Re: Anthros as activists

William M. Loker (wloker@RA.MSSTATE.EDU)
Sun, 14 Jan 1996 12:25:17 -0600

Mike Salovseh recently sent a very thoughtful and moving missive on the
notion of anthropology and advocacy. Unintentionally I think Mike made a
good case for anthropolgist as advocate, at least a certain kind of
advocacy, under certain
circumstances. let me just say that i do believe anthropolgists have a
special role in terms of informing the public (whatever public we can get
ahold of .. which is often limited) about the difficulties indigenous
people face, oppressive acts of the state that threaten indigenous
or other relatively less powerful people (*not* powerless*!), and to do
what we can -- in *consultation* with the people we
work with (indigenous or not) to make a positive contribution to the
communities we study.

When i say Mike unintentianlly advocated advocacy, here's what I mean.
For example, Mike wrote about the case of rapacious middle-men in
Chiapas. Hopefully he incorporated this information into whatever
writing or other communication he did in describing conditions in
communities in Chiapas. regardless of whether this discussion took place
in a class room or board room or smoke filled room (ala Chicago politics)
it would be a form of advocacy, at least in the sense of raising
awareness about social and poltiical conditions in these communities.
Now, if you can get this information in the right ears, it can be very
positive. In the wrong ears, potentially disastrous.

--Much snipping here, then he goes on to say:
> The people I studied weren't babies and they weren't ignorant and they
> weren't stupid. They knew, and know, lots more about their own situation
> than I will ever know. I don't know enough to become an activist on their
> behalf. Period. Even if I did, I don't have the right to assume that
> they would want me to tell them what to do or what they should want.

Ponit well-taken. But sometimes we do have useful knowledge to impart to
people we study that can help solve problems or ameliorate negative
conditions.. information about technologies, about efforts to solve
problems in other regions of the country/world that have had some success,
about political developments, availability of funds, etc. We are, after
all social scientists, and often have a comparative experience and broader
perspective that could be insightful to some people some times.

> In short, I don't know about the shit they have to shovel.
> If, as, and when they ask my help, I give it to them as best I can --
> AFTER I ask for their advice as to what to do. I've been lucky enough to
> help them get improved schools when THEY decided they wanted them, to
> help them get a better road when THEY initiated the drive to get one, and
> to help in getting better health programs and potable water supplies when
> THEY asked for that help.
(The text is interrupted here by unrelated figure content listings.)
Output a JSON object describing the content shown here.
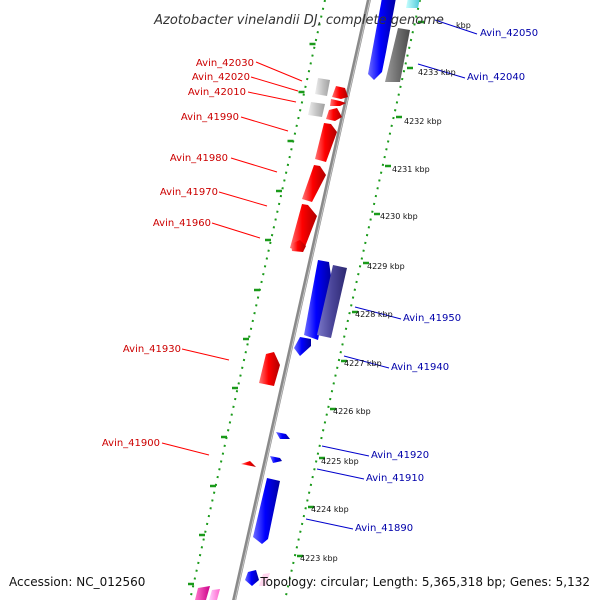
{
  "title": "Azotobacter vinelandii DJ, complete genome",
  "footer": {
    "accession": "Accession: NC_012560",
    "topology": "Topology: circular; Length: 5,365,318 bp; Genes: 5,132"
  },
  "colors": {
    "reverse_strand": "#ff0000",
    "forward_strand": "#0000ff",
    "left_label": "#cc0000",
    "right_label": "#0000aa",
    "ticks": "#1a9a1a",
    "backbone": "#8a8a8a"
  },
  "left_labels": [
    "Avin_42030",
    "Avin_42020",
    "Avin_42010",
    "Avin_41990",
    "Avin_41980",
    "Avin_41970",
    "Avin_41960",
    "Avin_41930",
    "Avin_41900"
  ],
  "right_labels": [
    "Avin_42050",
    "Avin_42040",
    "Avin_41950",
    "Avin_41940",
    "Avin_41920",
    "Avin_41910",
    "Avin_41890"
  ],
  "kbp_ticks": [
    "kbp",
    "4233 kbp",
    "4232 kbp",
    "4231 kbp",
    "4230 kbp",
    "4229 kbp",
    "4228 kbp",
    "4227 kbp",
    "4226 kbp",
    "4225 kbp",
    "4224 kbp",
    "4223 kbp"
  ]
}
But notice that I said I HELP: it's their
> programs, and their solutions, and their work that makes the advances.
> They also are perfectly capable of shoving me out of their road when I
> get in the way.

Antoher good point. But presumably you wouldn't *refuse* to help people
once they hav asked out of some commitment to scientific detachment and
"letting evolution run its course." When you helped folks (at their
request) you were doing some form of advocacy, I'd say.

--Some Editing here, then Mike writes:

> The Indians and poor
> Ladinos I know are much better able to help themselves than I am, thank
> God, because if I were to become an Activist On Their Behalf it would
> mean that I would be taking over the hegemonic power.
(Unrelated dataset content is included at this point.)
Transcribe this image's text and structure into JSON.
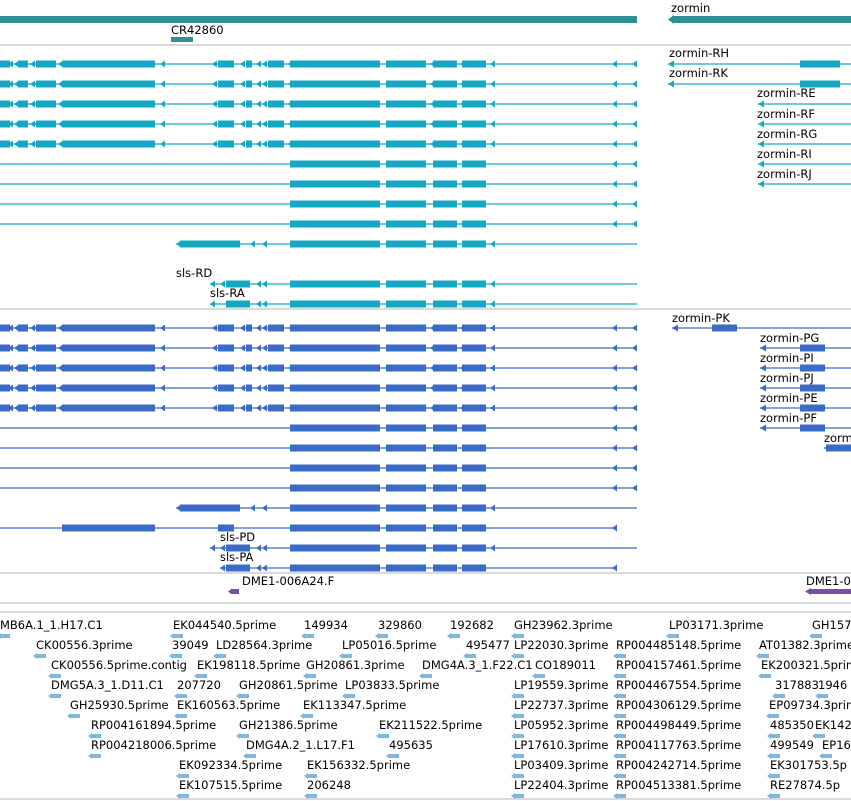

I can't agree that this is always necessarily true. We need to combat the
stereotype that the rural poor, or indigenous or urban poor, whoever are
ignorant. But at the same time, lets not grant them omnisience about
their own social situations and possible solutions. Again, informed
social science may have a role in opening new channels of information,
funding, and political action that people are not aware of. We have an
equal obligation to inform those making policies of the effects of those
policies and conditions in the campo/barrio/wherever so that more positive
policies can be formulated and implemented. In inserting yourself in this
dynamic of power, struggle, advocacy and policy formulation/implementation
I don't believe you are "taking over hegemonic power." You are simply
inserting another voice in the power/policy process that may in fact have
positive outcomes. In my experience, the most dificult thing is to get a
voice, have a seat at the metaphorical table and influence policy
outcomes. But to not engage out of fear of "taking over hegemonic power"
I think is silly. There's a big difference between trying to influence
public discourse and policy and taking it over!

Also, things are not as simple as either Mike or I make out. Much depends
on context and the coyuntura actual. Mike or I could surely spin
hypothetical cases, or describe actual ones, in wich its best to keep your
mouth shut and stay out of everyone's business for fear of doing more
harm than good. But i just don't believe that is true as a principle.

I enjoyed Mike's comments and am enjoying this thread.